Durante os ensaios, os jovens acrescentaram ao texto falas e caracterizações de acordo com a realidade local, que foram vistas com entusiasmo pela comunidade que se identificou com os personagens.

O grupo deverá fazer novas apresentações e criar outras dramatizações a partir do livro.


Diagnóstico e Planejamento nas comunidades: construindo a participação


Nos dias 09 a 15 de julho realizei junto com Francivane Fernandes da Silva, assessora de campo do IEB reuniões em 4 comunidades da Reserva de Desenvolvimento Sustentável do Juma, em Novo Aripuanã – AM, para a realização de diagnóstico e planejamento da AMARJUMA – Associação dos Moradores e Amigos da RDS do Juma. Fomos acompanhados por Doracy Correia Paes, até recentemente o presidente da associação.

Depois de termos feito o diagnóstico organizacional da associação, o passo seguinte no trabalho de desenvolvimento foi fazer o diagnóstico e planejamento participativos. Nas comunidades Boa Vista, Limão, Livramento e São Francisco, às margens dos rios Mariepáua e Arauá, se reuniram também representantes de outras 11 comunidades da região.

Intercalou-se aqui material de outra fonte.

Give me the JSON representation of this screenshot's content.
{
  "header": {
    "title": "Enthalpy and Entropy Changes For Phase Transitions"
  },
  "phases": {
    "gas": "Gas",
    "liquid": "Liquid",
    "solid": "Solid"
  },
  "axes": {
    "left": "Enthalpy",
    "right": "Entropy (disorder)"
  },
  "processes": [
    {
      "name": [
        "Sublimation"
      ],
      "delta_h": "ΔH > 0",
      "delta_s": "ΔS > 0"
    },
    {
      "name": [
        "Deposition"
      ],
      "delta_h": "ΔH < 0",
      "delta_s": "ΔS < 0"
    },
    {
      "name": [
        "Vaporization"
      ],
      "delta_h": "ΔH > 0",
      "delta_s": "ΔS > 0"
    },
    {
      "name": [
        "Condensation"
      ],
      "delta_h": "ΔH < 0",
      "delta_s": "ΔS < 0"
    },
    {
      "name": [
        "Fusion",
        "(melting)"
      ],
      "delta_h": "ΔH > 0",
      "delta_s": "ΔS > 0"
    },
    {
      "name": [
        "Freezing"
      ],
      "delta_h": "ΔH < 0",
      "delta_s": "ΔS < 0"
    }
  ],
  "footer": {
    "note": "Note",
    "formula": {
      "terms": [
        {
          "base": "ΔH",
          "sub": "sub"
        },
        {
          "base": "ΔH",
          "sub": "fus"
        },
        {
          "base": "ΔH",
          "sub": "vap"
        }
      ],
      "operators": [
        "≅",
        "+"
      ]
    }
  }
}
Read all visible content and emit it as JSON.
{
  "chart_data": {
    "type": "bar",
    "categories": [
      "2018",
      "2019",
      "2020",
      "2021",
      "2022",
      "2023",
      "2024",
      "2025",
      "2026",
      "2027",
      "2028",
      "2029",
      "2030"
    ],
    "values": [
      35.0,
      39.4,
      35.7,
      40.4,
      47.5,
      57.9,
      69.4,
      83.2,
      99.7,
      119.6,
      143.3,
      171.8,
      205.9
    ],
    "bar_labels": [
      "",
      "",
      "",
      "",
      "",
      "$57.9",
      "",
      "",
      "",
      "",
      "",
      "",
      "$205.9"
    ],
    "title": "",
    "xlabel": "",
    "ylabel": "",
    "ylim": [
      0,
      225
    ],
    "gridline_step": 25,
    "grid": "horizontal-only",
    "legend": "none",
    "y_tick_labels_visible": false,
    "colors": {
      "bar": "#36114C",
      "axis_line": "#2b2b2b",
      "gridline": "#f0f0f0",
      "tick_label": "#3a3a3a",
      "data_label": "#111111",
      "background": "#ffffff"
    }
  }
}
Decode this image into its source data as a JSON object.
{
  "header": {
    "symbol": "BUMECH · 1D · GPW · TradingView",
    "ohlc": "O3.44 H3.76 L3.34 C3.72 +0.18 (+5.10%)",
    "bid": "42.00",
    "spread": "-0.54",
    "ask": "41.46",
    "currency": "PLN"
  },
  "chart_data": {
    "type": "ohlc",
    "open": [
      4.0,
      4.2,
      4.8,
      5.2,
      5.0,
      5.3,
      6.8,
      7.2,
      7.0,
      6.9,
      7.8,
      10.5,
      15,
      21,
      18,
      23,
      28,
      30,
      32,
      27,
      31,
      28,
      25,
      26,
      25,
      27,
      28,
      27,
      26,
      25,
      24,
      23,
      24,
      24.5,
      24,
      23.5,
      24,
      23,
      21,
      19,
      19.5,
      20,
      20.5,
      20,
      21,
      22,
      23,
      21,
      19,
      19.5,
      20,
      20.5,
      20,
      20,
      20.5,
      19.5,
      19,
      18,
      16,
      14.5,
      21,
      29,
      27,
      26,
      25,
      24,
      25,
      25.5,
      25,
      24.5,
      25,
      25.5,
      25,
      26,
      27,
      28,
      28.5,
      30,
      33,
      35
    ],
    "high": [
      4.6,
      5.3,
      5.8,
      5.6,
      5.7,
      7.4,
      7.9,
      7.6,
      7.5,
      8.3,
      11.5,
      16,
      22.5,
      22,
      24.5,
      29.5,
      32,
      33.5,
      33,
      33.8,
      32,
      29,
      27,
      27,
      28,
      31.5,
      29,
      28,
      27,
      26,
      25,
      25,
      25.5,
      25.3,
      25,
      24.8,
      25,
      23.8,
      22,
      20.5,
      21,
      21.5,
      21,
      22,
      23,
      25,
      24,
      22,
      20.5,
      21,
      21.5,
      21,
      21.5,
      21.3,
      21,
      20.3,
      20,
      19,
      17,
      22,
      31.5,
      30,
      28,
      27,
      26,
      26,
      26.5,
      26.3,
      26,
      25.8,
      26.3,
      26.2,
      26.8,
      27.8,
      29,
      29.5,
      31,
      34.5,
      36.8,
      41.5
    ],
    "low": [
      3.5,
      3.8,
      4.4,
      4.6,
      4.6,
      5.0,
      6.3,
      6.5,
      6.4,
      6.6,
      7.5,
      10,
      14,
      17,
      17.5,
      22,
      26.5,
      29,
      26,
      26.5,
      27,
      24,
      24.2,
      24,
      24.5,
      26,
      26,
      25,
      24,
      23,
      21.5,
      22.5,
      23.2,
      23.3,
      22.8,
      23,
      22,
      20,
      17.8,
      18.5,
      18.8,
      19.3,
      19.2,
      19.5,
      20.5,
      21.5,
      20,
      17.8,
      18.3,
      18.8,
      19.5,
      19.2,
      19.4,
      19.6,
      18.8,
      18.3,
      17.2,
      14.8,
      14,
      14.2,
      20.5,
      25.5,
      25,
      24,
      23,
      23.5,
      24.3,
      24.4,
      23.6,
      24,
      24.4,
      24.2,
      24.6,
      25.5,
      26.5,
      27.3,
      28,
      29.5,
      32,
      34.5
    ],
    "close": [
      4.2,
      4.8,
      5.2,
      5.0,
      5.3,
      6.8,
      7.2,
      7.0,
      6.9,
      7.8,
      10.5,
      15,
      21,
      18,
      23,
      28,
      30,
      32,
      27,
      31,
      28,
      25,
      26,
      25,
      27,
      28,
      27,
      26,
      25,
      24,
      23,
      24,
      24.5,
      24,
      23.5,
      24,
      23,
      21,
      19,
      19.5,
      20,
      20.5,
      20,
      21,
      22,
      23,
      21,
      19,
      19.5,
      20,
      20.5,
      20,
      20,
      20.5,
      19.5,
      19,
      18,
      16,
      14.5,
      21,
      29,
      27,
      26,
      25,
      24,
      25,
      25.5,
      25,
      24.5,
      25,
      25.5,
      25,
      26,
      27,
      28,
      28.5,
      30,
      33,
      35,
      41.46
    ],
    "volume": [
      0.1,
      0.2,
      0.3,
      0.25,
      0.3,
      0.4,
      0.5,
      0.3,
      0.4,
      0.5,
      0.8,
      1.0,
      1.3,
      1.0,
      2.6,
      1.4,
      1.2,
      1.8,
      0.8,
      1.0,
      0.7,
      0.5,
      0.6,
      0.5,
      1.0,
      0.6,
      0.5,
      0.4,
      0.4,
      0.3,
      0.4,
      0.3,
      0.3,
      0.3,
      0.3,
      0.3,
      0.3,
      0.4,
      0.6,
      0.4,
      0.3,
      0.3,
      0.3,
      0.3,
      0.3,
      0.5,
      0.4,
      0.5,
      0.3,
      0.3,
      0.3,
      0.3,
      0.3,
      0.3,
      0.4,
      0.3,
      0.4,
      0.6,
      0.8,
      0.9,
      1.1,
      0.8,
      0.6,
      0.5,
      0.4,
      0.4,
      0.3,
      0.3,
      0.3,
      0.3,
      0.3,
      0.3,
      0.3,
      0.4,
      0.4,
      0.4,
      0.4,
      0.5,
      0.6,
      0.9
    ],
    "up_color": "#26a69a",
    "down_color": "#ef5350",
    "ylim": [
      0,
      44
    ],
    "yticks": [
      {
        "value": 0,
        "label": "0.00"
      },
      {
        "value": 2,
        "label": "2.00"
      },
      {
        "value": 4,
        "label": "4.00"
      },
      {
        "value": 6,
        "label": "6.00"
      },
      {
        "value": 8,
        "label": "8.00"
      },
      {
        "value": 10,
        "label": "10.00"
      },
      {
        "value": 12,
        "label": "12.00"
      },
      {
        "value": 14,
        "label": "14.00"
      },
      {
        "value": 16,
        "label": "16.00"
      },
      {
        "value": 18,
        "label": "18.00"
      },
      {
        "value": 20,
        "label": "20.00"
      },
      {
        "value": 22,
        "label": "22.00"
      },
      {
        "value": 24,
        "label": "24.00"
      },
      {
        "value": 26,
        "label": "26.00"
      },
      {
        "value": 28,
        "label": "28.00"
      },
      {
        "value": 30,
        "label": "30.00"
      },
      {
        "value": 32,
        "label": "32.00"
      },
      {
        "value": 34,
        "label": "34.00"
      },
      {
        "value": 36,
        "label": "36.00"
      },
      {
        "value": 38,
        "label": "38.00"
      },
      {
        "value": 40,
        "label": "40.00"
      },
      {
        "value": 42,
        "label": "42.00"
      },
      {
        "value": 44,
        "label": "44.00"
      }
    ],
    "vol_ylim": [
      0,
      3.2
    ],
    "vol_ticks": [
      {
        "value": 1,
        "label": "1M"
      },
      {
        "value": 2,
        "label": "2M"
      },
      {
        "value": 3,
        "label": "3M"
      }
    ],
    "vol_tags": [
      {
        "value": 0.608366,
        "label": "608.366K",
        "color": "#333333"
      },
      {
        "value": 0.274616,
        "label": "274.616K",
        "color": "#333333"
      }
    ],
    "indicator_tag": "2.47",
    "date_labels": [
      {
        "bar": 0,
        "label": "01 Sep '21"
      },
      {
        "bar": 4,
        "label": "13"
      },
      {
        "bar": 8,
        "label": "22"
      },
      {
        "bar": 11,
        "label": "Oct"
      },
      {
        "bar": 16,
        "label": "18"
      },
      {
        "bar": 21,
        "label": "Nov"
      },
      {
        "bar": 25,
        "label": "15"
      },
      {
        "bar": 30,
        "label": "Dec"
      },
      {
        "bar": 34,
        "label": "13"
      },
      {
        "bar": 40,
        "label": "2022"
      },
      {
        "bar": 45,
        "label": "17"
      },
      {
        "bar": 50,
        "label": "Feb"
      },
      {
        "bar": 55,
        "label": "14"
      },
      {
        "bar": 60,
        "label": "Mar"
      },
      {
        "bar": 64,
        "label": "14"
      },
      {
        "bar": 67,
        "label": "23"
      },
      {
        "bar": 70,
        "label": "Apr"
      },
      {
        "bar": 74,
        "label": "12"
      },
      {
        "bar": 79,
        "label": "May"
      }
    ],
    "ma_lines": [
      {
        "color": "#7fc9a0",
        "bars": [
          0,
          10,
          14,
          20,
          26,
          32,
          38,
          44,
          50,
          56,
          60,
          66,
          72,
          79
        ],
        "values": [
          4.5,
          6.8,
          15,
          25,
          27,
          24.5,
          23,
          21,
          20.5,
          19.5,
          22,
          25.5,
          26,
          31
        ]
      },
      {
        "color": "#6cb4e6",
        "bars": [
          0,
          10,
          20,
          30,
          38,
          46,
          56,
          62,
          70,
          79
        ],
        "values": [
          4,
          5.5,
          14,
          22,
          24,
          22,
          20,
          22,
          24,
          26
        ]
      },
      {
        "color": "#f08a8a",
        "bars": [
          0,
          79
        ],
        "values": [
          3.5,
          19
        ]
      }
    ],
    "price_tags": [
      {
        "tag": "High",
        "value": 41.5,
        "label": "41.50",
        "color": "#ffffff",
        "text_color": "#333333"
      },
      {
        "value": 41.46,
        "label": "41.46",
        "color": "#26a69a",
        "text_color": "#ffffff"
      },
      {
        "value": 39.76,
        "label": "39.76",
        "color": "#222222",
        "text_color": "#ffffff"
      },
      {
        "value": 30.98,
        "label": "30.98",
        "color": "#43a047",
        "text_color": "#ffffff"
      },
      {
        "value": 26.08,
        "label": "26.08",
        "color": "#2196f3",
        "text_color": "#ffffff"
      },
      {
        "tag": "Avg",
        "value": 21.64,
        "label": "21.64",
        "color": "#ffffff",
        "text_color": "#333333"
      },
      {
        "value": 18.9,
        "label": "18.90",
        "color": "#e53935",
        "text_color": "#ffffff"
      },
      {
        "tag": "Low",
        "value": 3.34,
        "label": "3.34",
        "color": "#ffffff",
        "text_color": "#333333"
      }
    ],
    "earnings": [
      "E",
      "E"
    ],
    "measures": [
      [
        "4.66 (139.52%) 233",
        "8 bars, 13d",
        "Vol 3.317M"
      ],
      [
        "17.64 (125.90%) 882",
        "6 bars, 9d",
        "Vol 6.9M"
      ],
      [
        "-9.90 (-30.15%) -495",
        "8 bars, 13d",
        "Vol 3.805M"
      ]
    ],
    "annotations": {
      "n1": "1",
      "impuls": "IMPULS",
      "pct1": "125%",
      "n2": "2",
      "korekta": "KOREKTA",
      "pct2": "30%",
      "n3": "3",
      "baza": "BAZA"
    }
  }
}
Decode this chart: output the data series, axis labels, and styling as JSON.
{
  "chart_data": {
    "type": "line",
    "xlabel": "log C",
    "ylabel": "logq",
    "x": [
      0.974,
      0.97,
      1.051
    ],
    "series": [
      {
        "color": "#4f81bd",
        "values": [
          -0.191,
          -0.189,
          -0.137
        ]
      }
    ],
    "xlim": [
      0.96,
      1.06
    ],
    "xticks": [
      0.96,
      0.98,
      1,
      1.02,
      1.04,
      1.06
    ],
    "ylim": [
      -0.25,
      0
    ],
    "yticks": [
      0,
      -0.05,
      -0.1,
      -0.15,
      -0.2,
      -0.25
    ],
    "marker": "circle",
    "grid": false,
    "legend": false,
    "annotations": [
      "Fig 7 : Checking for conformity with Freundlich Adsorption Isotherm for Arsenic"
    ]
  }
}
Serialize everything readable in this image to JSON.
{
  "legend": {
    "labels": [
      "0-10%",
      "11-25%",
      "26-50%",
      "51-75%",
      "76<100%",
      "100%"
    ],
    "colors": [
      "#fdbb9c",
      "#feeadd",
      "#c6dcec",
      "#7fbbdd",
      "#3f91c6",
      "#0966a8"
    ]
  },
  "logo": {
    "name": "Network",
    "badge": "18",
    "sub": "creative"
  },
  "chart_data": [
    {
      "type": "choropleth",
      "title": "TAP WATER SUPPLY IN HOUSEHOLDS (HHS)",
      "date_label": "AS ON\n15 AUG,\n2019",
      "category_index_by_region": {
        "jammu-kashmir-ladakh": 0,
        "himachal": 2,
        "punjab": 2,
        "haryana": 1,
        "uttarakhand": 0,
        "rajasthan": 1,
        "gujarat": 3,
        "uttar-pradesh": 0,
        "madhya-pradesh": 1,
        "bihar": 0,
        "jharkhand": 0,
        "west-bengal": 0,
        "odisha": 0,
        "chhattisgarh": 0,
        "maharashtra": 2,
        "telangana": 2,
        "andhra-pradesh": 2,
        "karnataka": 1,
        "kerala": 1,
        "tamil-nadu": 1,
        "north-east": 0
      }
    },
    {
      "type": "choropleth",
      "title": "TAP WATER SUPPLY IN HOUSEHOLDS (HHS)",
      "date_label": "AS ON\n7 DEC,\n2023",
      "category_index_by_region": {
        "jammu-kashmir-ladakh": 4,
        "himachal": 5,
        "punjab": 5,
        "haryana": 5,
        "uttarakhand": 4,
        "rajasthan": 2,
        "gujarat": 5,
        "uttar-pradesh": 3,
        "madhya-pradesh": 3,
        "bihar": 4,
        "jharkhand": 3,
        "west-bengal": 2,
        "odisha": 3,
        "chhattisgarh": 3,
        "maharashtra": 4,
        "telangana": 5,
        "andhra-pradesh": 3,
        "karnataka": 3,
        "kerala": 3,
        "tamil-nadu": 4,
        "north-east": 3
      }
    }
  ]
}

Em todas elas iniciamos uma reflexão sobre o papel e importância da associação, destacando que ela é uma ferramenta de trabalho e os associados e objetivos são seus elementos fundamentais. Segundo depoimentos, a AMARJUMA foi criada para viabilizar o recebimento de Bolsa Floresta, exigência feita pela gestora desses recursos. Disseram que não sabiam qual era a finalidade e objetivo de uma associação. Assinei como sócio, mas não sabia onde estava entrando.

Doracy já havia se reunido nessas reuniões para fazer leituras dialogadas e debates sobre associativismo usando o livro Associação é para fazer juntos (ver postagem de maio). Em alguns casos optamos apenas por relembrar o que havia sido conversado. Em outros, fizemos novamente a leitura, porque poucos dos presentes haviam participado. Na última, realizada no domingo, na Comunidade São Francisco, o grupo de jovens de Novo Aripuanã apresentou a peça de teatro que vinham ensaiando (ver postagem acima).

O diagnóstico foi feito principalmente a partir da Chuva de Idéias de problemas, que foram em seguida reformulados quando sua redação não estava clara. Foram também abordados os critérios para estabelecer prioridades: problemas mais graves, que atinjam maior número de pessoas e que estejam relacionados a um número maior de outros problemas.

Foram orientados a transformar os problemas em objetivos, definir atividades e recursos necessários para atingi-los. Segundo disseram foi a primeira vez que pensaram a associação não só para captação de recursos, mas como ferramenta para organizar melhor a produção e comercialização de seus produtos e reivindicar melhorias de infraestrutura. Também foi a primeira vez que se reuniram para pensar em seus problemas de forma mais estruturada e planejar juntos como resolvê-los.